August 18, 2013 | Posted in:Conveyancing, Guides

Quick Conveyancing

There are a number of time when quick conveyancing is need. One of the main circumstance is when someone is buying a new build property. Nearly all property developers in the UK require the clients to exchange contacts within 28 days of reservation. In order to comply with this you will need a property solicitor that can act quickly. All of our hand-picked conveyancers are licensed and have experience in completing transactions fast.

What Can You do to Ensure Your Sale Goes Smoothly?

It is very difficult to predict how long a conveyancing transaction will complete from the outset. The average sale takes 8 to 12 weeks. However, the process can be fraught with problems and delays, sometimes dragging on for over a year. Unfortunately for sellers, it is typically third parties acting on behalf of the buyer that hold up the conveyancing process. This means that there is often little or nothing that is within your power to do to move things along. The most notorious parties who cause delays are mortgage lenders, management companies and search providers. Whilst this limits what you are able to influence, there are some things that you can do as a seller to make sure you are always ready for the next step and that everything goes as smoothly as possible.

The Buyer Cannot Act Until They Receive The Sale Contract

As the seller, it is your solicitor who is responsible for drawing up the sale contract. The buyer generally cannot proceed with searches or raise enquiries until the contract has been received by their solicitor. Your solicitor will require certain documents from you in order to draw up the contract. When you instruct your solicitor you will be sent a pack that contains the Sellers Property Information Form (SPIF), a sale questionnaire and a fixtures, fittings and contents form.
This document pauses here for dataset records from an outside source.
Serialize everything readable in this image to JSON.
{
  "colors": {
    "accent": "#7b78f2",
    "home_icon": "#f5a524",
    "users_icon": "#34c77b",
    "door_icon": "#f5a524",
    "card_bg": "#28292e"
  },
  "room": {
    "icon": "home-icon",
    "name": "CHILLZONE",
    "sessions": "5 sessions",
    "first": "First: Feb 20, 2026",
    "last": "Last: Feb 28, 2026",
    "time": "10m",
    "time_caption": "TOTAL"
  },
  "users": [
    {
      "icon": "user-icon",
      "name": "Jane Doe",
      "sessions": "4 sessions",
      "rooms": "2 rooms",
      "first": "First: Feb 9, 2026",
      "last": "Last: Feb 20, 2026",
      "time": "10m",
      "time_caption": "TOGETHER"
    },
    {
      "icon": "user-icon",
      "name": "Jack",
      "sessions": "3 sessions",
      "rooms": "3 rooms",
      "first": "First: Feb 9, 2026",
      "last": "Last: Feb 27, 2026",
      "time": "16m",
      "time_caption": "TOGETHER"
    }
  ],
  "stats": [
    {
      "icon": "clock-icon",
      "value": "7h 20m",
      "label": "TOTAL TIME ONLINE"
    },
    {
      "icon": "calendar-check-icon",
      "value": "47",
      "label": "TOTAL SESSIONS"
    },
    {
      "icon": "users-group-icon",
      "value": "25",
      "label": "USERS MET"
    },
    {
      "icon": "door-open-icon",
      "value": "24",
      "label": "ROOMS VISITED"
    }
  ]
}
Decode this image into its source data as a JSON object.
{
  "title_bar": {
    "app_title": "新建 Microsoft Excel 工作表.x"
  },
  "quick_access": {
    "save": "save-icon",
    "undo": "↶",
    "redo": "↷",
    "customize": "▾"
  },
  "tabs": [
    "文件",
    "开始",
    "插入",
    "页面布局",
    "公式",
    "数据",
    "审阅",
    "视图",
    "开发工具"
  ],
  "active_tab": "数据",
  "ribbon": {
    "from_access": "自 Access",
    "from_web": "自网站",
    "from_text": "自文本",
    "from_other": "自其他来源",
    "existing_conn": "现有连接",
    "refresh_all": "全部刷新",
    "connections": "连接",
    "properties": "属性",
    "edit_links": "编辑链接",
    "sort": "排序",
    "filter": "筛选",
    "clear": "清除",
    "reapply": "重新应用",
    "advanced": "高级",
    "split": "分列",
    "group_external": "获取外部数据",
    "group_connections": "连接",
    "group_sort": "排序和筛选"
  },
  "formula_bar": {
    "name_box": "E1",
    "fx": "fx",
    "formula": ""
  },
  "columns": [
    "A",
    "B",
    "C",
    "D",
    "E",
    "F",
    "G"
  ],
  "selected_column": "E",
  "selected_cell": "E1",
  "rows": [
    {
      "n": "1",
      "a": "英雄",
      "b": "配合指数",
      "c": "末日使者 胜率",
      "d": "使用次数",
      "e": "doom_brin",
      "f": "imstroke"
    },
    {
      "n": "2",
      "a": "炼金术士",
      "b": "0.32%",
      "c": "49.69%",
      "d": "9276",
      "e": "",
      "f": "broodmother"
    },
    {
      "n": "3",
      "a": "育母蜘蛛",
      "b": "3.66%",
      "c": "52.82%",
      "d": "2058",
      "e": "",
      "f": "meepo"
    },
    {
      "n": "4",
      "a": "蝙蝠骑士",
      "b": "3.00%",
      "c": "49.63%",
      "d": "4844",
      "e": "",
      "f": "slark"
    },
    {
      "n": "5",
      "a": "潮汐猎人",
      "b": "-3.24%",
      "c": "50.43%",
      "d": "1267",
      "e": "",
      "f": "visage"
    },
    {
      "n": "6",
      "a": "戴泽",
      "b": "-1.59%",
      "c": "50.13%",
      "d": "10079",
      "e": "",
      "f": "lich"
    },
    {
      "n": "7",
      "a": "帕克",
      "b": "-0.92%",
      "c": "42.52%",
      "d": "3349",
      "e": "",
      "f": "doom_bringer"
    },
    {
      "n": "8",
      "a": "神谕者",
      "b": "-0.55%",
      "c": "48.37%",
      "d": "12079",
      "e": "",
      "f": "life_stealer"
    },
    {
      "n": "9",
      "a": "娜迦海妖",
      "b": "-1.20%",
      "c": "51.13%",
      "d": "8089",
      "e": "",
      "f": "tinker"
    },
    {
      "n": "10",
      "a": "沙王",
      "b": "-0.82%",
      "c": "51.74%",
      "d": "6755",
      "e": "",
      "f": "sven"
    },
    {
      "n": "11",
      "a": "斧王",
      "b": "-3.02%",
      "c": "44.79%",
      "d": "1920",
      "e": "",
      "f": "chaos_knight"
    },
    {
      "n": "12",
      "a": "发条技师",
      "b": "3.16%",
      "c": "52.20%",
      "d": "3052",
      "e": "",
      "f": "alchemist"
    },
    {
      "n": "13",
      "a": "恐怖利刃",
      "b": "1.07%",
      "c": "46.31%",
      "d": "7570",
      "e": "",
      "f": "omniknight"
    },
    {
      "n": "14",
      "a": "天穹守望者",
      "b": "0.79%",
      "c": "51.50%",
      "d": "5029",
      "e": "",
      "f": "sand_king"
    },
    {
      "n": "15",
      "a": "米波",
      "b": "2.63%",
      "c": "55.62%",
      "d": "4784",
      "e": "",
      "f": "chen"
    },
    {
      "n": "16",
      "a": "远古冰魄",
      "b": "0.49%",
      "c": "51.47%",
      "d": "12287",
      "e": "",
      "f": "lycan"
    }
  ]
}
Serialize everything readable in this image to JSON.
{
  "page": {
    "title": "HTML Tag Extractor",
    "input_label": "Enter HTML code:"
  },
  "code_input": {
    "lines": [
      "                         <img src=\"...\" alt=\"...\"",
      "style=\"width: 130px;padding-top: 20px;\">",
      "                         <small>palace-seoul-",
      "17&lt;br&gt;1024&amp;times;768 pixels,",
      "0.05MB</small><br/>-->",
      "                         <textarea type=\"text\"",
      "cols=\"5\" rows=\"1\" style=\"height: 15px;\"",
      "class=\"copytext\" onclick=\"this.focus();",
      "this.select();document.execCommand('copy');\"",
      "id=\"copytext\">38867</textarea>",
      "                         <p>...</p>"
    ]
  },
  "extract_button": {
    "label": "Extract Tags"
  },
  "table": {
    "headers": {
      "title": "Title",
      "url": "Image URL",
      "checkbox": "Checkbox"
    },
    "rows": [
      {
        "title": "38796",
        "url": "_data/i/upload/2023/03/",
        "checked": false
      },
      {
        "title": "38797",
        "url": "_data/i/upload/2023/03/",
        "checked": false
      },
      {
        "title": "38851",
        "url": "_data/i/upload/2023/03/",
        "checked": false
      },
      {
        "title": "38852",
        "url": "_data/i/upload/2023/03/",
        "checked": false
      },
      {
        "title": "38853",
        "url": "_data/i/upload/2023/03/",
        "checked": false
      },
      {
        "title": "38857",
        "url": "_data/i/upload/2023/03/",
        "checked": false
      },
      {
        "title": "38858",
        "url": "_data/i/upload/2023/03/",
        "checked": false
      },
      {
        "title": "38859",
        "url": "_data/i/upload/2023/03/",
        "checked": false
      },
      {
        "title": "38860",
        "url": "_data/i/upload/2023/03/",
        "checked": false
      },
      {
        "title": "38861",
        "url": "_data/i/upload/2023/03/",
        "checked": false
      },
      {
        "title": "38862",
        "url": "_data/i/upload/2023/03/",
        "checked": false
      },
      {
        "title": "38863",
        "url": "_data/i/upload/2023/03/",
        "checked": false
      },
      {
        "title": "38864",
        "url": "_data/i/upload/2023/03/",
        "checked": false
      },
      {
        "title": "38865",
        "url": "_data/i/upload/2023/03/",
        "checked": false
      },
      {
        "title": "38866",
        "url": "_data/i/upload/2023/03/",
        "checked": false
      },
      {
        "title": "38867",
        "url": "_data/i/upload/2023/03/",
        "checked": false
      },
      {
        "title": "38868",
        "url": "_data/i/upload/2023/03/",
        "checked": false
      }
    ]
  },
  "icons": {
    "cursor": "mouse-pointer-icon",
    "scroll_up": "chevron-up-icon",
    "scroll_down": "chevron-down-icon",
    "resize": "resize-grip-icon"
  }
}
Completing these quickly and returning them along with certified ID and any documents that relate to the property (e.g. planning permissions, title deeds, Energy Performance Certificates etc) will mean that your solicitor will have everything they need to draw up the contract as soon as possible.

Answer Enquiries as Quickly as Possible

Once the sale contract has been received, the buyer’s solicitor will raise enquiries. Some of these will relate to the property and will only be answerable by you, as the seller. Your solicitor should send you a copy of the enquiries and highlight any that you need to answer. The sooner you respond, the quicker things will move. Many sellers think they can take their time over enquiries as there is a lot more work to be done on the buyers part. However, once they have received and viewed the answers, the buyers or their solicitor may wish to raise further enquiries based on the responses. There can be several rounds of enquiries raised, so it is always best to make sure you answer as fully and as swiftly as possible.

Selling a Leasehold Property

Sales of leasehold properties are always more complex that those of freehold properties. Along with the contract, your solicitor will need to provide a leasehold information pack to the buyer’s solicitor. This information pack will need to be provided by the management company or freeholder and it can often be a lengthy procedure to secure one. It is a good idea to pay for this pack to be provided as soon as your property goes on the market, before you find a seller. This way, you are likely to have it ready to hand when it is needed. It could easily save you a couple of weeks waiting. This will enable quick conveyancing to take place and make the transaction run smoothly.